Press Release
August 12, 2019

Recto pushes for solar power systems in all government buildings

Senate President Pro-Tempore Ralph G. Recto made formal his proposal to have all government buildings and offices utilize solar energy system, in a bid to reduce utility costs and mandate the development of renewable energy (RE) resources.

Senate Bill No. 48 or the proposed Solar Energy in National Government Offices Act requires the establishment of solar energy system that will have the capacity to supply 50 percent of the electric power requirements of government offices within a period of five years.

Initially, the solar energy systems sought to be established by Recto is aimed at supplying 10 percent of the power supply of government offices or buildings on the first year of the effectivity of the measure.

It shall gradually increase annually for five years until it has reached the capacity to supply 50 percent of the power requirements of all government offices and buildings.

The measure, Recto emphasized, does not preclude the expansion of existing solar energy systems installed in government buildings and offices.

Construction of solar energy systems in government buildings and offices shall begin within 60 days after the bill has been enacted into law, he said.

Expenses to be incurred shall be charged against any available funds of the government agencies and the subsequent funding requirements shall be included in the General Appropriations Act (GAA), the senator said.

The bill seeks to mandate the Department of Public Works and Highways (DPWH), in coordination with the Department of Energy (DOE), to construct RE systems in and retrofit government buildings and offices, by installing solar energy systems.

Solar energy, Recto said, is the most abundant RE resource that can be installed to generate power at a faster rate unlike fossil fuel-based power plants which require a minimum three to five years of gestation period.

"Also, it will not affect our foreign currency reserves as imported petroleum and other fossil fuels do," said Recto.

Furthermore, the senator said that the production and installation of materials and equipment for use in solar energy systems incur minimal environmental and physical impacts.

"Solar energy systems do not require extraction activities like large-scale mining or drilling which bring about negative environmental impacts.
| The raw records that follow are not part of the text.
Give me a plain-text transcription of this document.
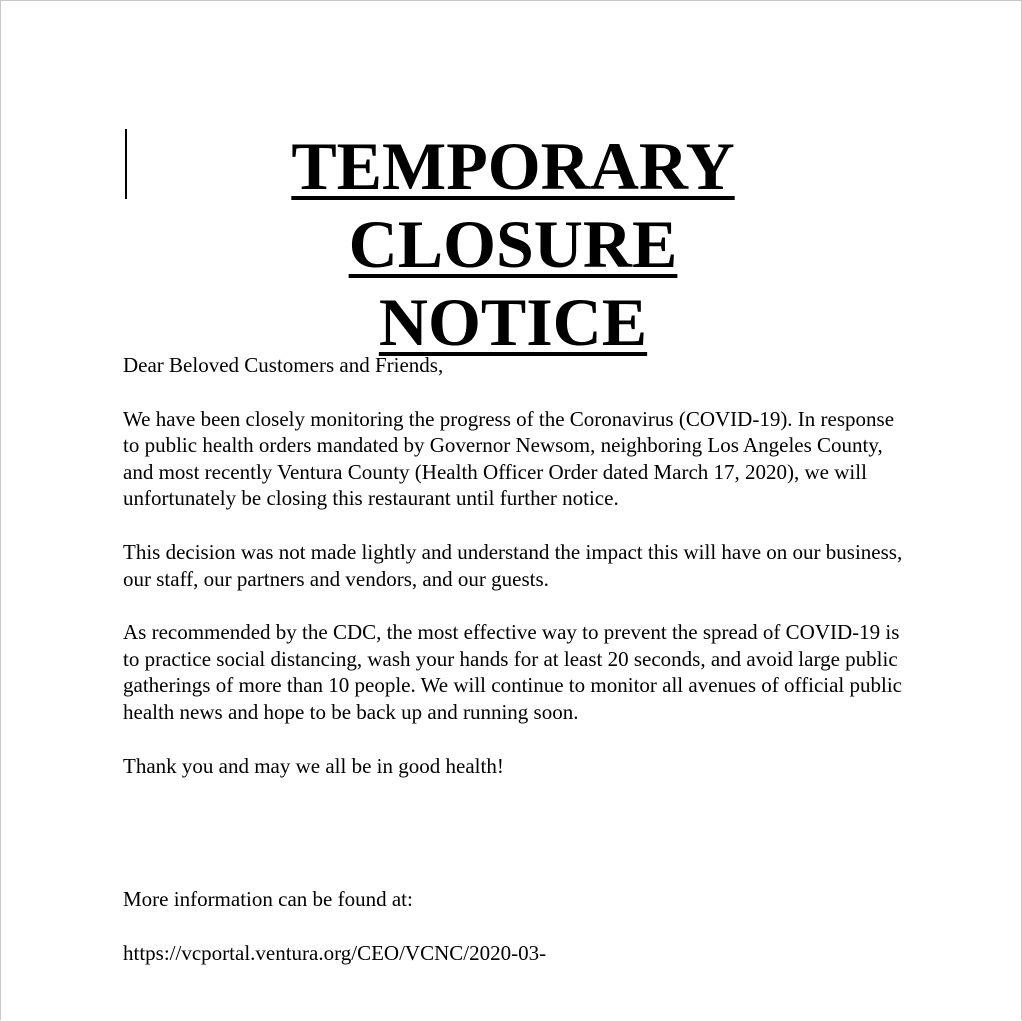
TEMPORARY CLOSURE
NOTICE

Dear Beloved Customers and Friends,

We have been closely monitoring the progress of the Coronavirus (COVID-19). In response to public health orders mandated by Governor Newsom, neighboring Los Angeles County, and most recently Ventura County (Health Officer Order dated March 17, 2020), we will unfortunately be closing this restaurant until further notice.

This decision was not made lightly and understand the impact this will have on our business, our staff, our partners and vendors, and our guests.

As recommended by the CDC, the most effective way to prevent the spread of COVID-19 is to practice social distancing, wash your hands for at least 20 seconds, and avoid large public gatherings of more than 10 people. We will continue to monitor all avenues of official public health news and hope to be back up and running soon.

Thank you and may we all be in good health!

More information can be found at:

https://vcportal.ventura.org/CEO/VCNC/2020-03-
It does not generate Greenhouse Gases such as carbon and methane nor emit particulates that are the bane of fossil fuels," he said.

"Most important, solar panels can be installed on rooftops and designated areas without disrupting activities or dislocating electric power consumers. It can also generate substantial savings versus fossil-fueled power plants whose feed stocks have to be transported over long distances for which generators incur transport or hauling costs," Recto added.

SB 48 is also seen to create employment opportunities and enhanced skills of those in the RE industry as it will push their competitive edge worldwide, the senator said.